TEMPO.CO, Jakarta - Dua perempuan asal Perancis yang kabur dari ISIS menceritakan bagaimana ISIS mengeksekusi korbannya sewenang-wenang.
Di balik pagar sebuah kamp di wilayah yang dikuasai Kurdi di Suriah, para tahanan mengenakan kerudung wajah hitam panjang yang hanya menunjukkan mata mereka, dan disertai oleh tiga anak. Mereka diawasi secara ketat oleh para pejuang Kurdi.
Sekitar 500 perempuan asing telah diangkut ke kamp al-Hol dalam beberapa bulan terakhir, setelah dijemput oleh pasukan yang didukung AS di dekat desa-desa di mana mereka telah diambil satu per satu dari para pejuang, seperti dikutip dari Aljazeera, 19 Februari 2019.
Baca: Eropa Tolak Permintaan Trump Terima Kembali Anggota ISIS
Sejak awal, para perempuan Prancis ini tidak mau memberikan rincian pribadi untuk melindungi keluarga mereka di rumah.
Tetapi yang paling banyak bicara, seorang remaja berusia 29 tahun dari wilayah Lyon di Perancis, memiliki pesan.
"Kita bukan binatang. Kita manusia ... Kita punya hati, kita punya jiwa," katanya, sambil mata birunya menatap lurus ke depan.
Pasukan pimpinan Kurdi sekarang telah mengepung pejuang ISIL terakhir ke wilayah kurang dari setengah kilometer persegi di desa Baghouz, dan mengatakan satu-satunya pilihan mereka adalah menyerah.
Baca: Wilayah Kekuasaan ISIS di Suriah Tinggal 700 Meter Persegi
Perempuan kedua, yang berusia tiga puluhan, mengatakan dia, suaminya, dan tiga anak melarikan diri dari ketidaksepakatan ISIS terakhir awal bulan ini.

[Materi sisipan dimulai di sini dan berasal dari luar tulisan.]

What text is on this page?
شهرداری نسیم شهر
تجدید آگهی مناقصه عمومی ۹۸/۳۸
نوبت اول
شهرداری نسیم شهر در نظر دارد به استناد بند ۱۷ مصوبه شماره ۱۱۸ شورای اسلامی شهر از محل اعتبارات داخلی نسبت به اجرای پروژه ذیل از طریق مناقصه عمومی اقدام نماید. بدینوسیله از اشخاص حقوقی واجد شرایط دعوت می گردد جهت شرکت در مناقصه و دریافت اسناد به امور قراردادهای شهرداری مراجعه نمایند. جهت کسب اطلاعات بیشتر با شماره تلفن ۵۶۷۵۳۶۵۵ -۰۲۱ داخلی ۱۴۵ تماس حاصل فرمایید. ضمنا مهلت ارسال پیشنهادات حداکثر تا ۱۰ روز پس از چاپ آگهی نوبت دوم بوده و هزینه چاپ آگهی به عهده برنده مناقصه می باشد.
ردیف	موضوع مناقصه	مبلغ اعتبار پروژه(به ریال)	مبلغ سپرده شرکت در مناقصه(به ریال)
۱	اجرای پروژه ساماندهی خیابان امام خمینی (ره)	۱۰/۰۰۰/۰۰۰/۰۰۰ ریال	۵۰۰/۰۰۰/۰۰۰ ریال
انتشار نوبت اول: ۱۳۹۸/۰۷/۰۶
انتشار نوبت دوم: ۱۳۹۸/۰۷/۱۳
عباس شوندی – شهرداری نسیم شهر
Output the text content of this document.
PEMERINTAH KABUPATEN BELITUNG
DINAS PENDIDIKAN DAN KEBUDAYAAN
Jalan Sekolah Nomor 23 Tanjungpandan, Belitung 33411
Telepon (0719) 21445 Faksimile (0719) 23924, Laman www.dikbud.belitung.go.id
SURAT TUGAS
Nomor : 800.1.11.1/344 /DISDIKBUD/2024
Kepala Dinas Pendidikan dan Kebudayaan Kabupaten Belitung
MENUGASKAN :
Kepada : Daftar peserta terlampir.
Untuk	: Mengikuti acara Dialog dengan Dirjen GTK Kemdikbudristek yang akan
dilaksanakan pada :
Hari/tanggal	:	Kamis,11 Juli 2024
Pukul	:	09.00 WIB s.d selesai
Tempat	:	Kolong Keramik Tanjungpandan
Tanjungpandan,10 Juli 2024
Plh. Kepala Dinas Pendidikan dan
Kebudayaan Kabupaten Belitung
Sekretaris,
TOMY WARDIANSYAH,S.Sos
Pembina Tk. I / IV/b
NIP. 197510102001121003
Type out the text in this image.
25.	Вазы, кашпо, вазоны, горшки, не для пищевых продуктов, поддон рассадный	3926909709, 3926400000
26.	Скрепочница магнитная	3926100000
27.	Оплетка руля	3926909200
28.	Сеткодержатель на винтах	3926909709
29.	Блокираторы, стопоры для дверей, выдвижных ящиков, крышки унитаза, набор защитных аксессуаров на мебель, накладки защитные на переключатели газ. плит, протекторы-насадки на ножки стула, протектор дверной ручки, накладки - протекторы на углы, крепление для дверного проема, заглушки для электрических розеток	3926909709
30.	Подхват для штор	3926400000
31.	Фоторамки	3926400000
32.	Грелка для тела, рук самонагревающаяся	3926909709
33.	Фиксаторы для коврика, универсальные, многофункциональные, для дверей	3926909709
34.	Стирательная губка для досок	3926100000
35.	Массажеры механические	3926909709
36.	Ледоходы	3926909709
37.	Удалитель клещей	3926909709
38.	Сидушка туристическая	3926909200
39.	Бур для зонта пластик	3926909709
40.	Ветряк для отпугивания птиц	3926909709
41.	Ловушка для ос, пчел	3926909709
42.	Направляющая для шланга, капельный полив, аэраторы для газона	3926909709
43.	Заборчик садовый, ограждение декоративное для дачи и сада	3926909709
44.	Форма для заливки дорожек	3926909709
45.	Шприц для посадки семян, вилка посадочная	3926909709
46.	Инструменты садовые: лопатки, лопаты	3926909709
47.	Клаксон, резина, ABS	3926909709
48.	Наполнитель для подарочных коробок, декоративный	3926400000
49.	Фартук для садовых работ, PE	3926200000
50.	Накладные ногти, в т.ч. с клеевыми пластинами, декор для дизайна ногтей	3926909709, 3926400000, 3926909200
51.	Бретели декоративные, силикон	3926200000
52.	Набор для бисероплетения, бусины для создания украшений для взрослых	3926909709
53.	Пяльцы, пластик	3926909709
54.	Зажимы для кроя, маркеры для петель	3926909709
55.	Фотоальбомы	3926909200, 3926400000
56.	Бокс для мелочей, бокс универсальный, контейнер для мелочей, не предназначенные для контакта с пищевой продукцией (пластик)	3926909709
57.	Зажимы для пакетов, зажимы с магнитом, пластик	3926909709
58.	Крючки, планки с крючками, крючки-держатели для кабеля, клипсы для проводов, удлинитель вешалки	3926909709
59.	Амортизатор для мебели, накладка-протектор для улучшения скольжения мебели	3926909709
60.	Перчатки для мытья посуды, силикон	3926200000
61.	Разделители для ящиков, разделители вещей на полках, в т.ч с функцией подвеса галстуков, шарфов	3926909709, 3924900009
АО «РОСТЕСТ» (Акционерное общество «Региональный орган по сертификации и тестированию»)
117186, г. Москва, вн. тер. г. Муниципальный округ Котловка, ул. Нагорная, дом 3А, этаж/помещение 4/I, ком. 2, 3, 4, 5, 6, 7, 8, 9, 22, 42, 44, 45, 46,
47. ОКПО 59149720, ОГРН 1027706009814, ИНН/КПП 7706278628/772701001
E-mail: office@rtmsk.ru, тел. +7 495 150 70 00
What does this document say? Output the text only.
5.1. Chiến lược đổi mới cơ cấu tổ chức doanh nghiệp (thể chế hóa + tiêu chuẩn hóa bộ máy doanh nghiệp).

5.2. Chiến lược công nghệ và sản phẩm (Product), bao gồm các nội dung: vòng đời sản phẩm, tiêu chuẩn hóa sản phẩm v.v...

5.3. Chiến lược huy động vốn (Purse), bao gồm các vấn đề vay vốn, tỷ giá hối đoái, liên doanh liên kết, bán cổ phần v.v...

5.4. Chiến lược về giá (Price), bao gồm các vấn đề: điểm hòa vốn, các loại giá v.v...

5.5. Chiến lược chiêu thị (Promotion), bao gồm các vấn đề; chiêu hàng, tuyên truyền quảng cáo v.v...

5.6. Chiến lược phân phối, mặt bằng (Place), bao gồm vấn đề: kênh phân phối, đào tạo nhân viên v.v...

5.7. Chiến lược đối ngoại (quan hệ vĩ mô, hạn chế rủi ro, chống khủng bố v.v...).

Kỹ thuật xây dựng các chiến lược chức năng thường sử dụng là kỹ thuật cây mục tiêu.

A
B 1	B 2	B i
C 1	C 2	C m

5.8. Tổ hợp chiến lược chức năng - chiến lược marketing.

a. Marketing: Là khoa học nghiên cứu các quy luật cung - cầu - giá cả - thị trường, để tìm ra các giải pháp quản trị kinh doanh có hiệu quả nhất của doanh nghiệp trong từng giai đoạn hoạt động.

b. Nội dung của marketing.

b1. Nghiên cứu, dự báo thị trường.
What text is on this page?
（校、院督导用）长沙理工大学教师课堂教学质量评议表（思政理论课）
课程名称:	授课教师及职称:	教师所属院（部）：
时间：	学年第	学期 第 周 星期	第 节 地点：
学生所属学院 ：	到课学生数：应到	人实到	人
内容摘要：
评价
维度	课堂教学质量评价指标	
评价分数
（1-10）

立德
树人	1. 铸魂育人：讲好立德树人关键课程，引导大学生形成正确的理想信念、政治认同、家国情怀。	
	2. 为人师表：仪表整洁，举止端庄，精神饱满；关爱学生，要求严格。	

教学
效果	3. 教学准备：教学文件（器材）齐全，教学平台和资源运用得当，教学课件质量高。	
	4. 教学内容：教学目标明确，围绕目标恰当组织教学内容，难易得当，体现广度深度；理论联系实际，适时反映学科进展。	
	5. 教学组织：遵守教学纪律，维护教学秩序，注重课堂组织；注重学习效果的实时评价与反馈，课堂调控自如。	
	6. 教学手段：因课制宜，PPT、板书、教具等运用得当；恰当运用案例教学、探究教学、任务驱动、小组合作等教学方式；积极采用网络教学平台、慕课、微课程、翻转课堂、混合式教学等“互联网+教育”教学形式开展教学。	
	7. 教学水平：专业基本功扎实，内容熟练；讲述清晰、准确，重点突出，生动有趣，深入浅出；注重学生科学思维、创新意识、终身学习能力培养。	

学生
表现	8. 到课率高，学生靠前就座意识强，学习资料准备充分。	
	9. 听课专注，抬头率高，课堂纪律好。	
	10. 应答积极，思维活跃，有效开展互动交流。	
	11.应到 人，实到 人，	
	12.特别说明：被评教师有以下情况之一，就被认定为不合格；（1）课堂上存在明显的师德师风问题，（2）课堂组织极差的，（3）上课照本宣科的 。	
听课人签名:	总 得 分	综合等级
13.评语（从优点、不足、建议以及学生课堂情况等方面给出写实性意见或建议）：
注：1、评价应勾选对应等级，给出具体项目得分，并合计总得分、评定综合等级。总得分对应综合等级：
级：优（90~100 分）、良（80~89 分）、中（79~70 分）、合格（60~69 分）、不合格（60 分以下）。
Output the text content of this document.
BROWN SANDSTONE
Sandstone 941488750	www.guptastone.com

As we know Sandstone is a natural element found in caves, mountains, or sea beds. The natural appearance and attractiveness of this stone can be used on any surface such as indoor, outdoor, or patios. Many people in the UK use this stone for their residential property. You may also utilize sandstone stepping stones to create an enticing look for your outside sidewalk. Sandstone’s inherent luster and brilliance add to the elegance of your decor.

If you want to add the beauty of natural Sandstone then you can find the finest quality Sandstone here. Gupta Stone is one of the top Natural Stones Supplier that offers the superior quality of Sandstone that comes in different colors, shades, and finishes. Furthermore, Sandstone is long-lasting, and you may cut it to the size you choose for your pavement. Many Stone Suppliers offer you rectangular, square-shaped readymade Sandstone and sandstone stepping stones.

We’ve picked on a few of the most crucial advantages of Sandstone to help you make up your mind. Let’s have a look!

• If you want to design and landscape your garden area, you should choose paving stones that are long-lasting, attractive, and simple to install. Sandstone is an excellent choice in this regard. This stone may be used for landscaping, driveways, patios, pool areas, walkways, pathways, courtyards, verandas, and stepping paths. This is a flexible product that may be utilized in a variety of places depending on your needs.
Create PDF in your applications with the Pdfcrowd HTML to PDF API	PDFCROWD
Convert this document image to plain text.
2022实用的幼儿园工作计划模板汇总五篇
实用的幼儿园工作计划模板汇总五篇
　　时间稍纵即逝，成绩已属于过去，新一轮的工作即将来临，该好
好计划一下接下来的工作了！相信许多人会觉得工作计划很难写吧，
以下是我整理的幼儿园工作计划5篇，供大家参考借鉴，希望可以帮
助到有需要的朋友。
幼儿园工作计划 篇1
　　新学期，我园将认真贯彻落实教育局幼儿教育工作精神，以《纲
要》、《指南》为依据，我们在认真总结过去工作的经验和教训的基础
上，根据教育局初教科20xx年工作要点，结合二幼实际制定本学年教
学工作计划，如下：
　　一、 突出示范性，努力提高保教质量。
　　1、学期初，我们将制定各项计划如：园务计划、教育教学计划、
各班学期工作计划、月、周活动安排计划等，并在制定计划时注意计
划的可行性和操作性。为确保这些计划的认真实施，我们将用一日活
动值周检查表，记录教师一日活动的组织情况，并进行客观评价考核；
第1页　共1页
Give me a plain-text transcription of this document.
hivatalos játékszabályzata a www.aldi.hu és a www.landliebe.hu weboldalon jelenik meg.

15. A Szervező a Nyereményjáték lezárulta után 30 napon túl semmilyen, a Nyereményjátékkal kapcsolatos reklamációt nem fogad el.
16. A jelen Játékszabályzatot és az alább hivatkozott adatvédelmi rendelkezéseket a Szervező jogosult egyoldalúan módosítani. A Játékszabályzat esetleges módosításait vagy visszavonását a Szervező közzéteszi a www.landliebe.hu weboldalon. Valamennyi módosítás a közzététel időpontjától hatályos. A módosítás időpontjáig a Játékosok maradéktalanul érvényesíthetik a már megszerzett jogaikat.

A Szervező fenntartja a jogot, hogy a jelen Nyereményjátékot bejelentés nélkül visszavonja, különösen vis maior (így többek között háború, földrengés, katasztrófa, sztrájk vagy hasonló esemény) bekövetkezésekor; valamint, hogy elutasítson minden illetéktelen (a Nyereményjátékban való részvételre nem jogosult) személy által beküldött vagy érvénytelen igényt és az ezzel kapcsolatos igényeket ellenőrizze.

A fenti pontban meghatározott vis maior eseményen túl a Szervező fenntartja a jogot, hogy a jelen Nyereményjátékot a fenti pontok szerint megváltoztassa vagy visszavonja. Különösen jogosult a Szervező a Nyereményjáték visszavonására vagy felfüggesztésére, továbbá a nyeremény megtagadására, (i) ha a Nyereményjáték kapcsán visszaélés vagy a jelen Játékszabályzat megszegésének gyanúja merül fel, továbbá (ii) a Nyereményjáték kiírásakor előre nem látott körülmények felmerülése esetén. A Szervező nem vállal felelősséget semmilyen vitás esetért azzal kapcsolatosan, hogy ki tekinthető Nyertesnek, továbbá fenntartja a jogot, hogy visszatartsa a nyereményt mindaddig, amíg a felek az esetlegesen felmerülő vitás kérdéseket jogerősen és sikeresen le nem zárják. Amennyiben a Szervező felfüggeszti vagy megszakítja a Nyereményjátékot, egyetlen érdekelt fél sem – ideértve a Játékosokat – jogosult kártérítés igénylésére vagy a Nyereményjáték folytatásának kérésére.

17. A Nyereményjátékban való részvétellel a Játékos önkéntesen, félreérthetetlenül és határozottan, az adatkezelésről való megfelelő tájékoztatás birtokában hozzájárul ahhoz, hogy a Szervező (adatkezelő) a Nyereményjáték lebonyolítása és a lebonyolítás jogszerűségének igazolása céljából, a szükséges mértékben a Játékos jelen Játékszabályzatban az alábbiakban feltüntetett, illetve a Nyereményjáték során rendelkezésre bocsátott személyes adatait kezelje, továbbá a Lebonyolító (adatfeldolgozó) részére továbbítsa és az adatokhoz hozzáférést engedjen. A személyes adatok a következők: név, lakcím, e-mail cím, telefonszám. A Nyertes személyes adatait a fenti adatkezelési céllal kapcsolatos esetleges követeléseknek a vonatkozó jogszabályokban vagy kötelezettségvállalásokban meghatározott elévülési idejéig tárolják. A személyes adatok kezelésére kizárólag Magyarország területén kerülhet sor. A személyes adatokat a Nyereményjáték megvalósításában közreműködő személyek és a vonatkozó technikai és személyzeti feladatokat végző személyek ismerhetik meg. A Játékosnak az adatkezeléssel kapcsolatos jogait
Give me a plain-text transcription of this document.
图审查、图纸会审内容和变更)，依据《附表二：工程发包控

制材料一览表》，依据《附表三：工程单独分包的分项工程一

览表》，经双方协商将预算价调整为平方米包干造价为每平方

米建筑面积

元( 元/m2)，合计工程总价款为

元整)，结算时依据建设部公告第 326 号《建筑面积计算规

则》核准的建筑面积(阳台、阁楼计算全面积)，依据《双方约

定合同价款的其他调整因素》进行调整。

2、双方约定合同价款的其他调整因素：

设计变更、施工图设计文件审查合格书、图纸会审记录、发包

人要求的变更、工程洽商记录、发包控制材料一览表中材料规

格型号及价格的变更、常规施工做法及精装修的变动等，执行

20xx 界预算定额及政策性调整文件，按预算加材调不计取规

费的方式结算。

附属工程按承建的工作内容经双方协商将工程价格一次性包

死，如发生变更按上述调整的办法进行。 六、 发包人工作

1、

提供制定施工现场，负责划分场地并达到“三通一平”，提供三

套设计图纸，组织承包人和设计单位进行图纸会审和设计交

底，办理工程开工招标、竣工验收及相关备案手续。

"Kami tidak setuju dengan para pejuang ISIS," katanya, dengan sedikit aksen Prancis selatan.
"Tapi kita tidak bisa mengatakan apa-apa."
Temannya bersikeras, "Pejuang ISIS membuat kami takut. Mereka akan berkata: 'Kami akan menggorok leher Anda, kami akan memperkosa Anda'".
Video eksekusi ISIS.[Daily Mail]
Setelah berminggu-minggu dibombardir dan kekurangan makanan ketika Pasukan Pertahanan Suriah masuk, dia mengatakan dia menyelipkan US$ 50 (Rp 705 ribu) ke penyelundup sehingga dia dan dua putranya bisa melarikan diri.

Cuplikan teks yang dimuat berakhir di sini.